Am 26. Juli 1948 zwischen 3 und 4 Uhr morgens begab sich B. in das
Schlafzimmer der S. W. und vollzog mit ihr im Bewusstsein, dass sie noch nicht
sechzehn Jahre alt war, den Beischlaf. Frau B. befand sich damals im
Kantonsspital Münsterlingen.
B. - B. wurde unter der Anklage der Unzucht mit einem Dienstboten unter
sechzehn Jahren (Art. 191 Ziff. 1 Abs. 2 StGB) dem Geschworenengericht des
Kantons Thurgau überwiesen und am 30. Juni 1952 in Anwendung der erwähnten
Gesetzesbestimmung zu zwei Jahren Zuchthaus verurteilt und für drei Jahre über
die Strafzeit hinaus in der bürgerlichen Ehrenfähigkeit eingestellt.

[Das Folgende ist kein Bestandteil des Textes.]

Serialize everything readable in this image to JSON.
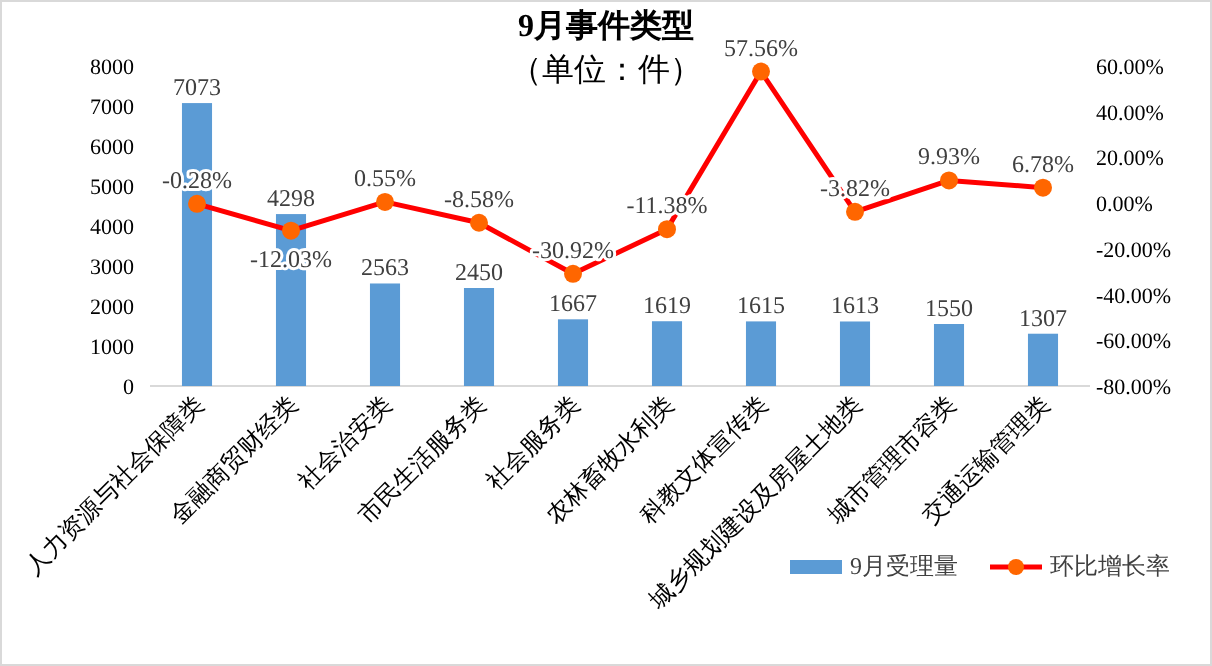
{
  "chart_data": {
    "type": "bar",
    "title": "9月事件类型",
    "subtitle": "（单位：件）",
    "categories": [
      "人力资源与社会保障类",
      "金融商贸财经类",
      "社会治安类",
      "市民生活服务类",
      "社会服务类",
      "农林畜牧水利类",
      "科教文体宣传类",
      "城乡规划建设及房屋土地类",
      "城市管理市容类",
      "交通运输管理类"
    ],
    "series": [
      {
        "name": "9月受理量",
        "color": "#5b9bd5",
        "values": [
          7073,
          4298,
          2563,
          2450,
          1667,
          1619,
          1615,
          1613,
          1550,
          1307
        ],
        "value_labels": [
          "7073",
          "4298",
          "2563",
          "2450",
          "1667",
          "1619",
          "1615",
          "1613",
          "1550",
          "1307"
        ]
      },
      {
        "name": "环比增长率",
        "type": "line",
        "axis": "y2",
        "color": "#ff0000",
        "marker": "circle",
        "values": [
          -0.28,
          -12.03,
          0.55,
          -8.58,
          -30.92,
          -11.38,
          57.56,
          -3.82,
          9.93,
          6.78
        ],
        "value_labels": [
          "-0.28%",
          "-12.03%",
          "0.55%",
          "-8.58%",
          "-30.92%",
          "-11.38%",
          "57.56%",
          "-3.82%",
          "9.93%",
          "6.78%"
        ]
      }
    ],
    "ylim": [
      0,
      8000
    ],
    "yticks": [
      0,
      1000,
      2000,
      3000,
      4000,
      5000,
      6000,
      7000,
      8000
    ],
    "y2lim": [
      -80,
      60
    ],
    "y2ticks": [
      {
        "value": -80,
        "label": "-80.00%"
      },
      {
        "value": -60,
        "label": "-60.00%"
      },
      {
        "value": -40,
        "label": "-40.00%"
      },
      {
        "value": -20,
        "label": "-20.00%"
      },
      {
        "value": 0,
        "label": "0.00%"
      },
      {
        "value": 20,
        "label": "20.00%"
      },
      {
        "value": 40,
        "label": "40.00%"
      },
      {
        "value": 60,
        "label": "60.00%"
      }
    ],
    "grid": false,
    "legend": "bottom right"
  }
}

C. - B. führt Nichtigkeitsbeschwerde gemäss Art. 268 ff . BStP mit den
Anträgen, das Urteil der Kriminalkammer sei aufzuheben und die Sache an die
Vorinstanz zurückzuweisen, damit sie ihn von der Anklage der Unzucht mit einem
Dienstboten unter sechzehn Jahren freispreche.
Der Beschwerdeführer macht geltend, S. W. sei nicht sein Dienstbote gewesen.
Es hätten seine besondere Autorität und die besondere Abhängigkeit gefehlt,
die nach BGE 71 IV 192 zum Dienstbotenverhältnis gehörten. Sein Verhältnis zu
S. W. sei absolut lose und locker gewesen. Es habe nur ganz kurze Zeit
gedauert, wobei von Lohn überhaupt nicht die Rede gewesen sei, entgegen der
Annahme der Kriminalkammer. S. W. habe lediglich zweimal von Frau B. ein
Trinkgeld bekommen. Sie sei lediglich aus Güte zu den Kindern gekommen. Sie
habe nicht im Sinne gehabt, in ein Dienstbotenverhältnis zu treten, sondern
habe lediglich einige Tage die Kinder betreuen wollen. Solange Frau B.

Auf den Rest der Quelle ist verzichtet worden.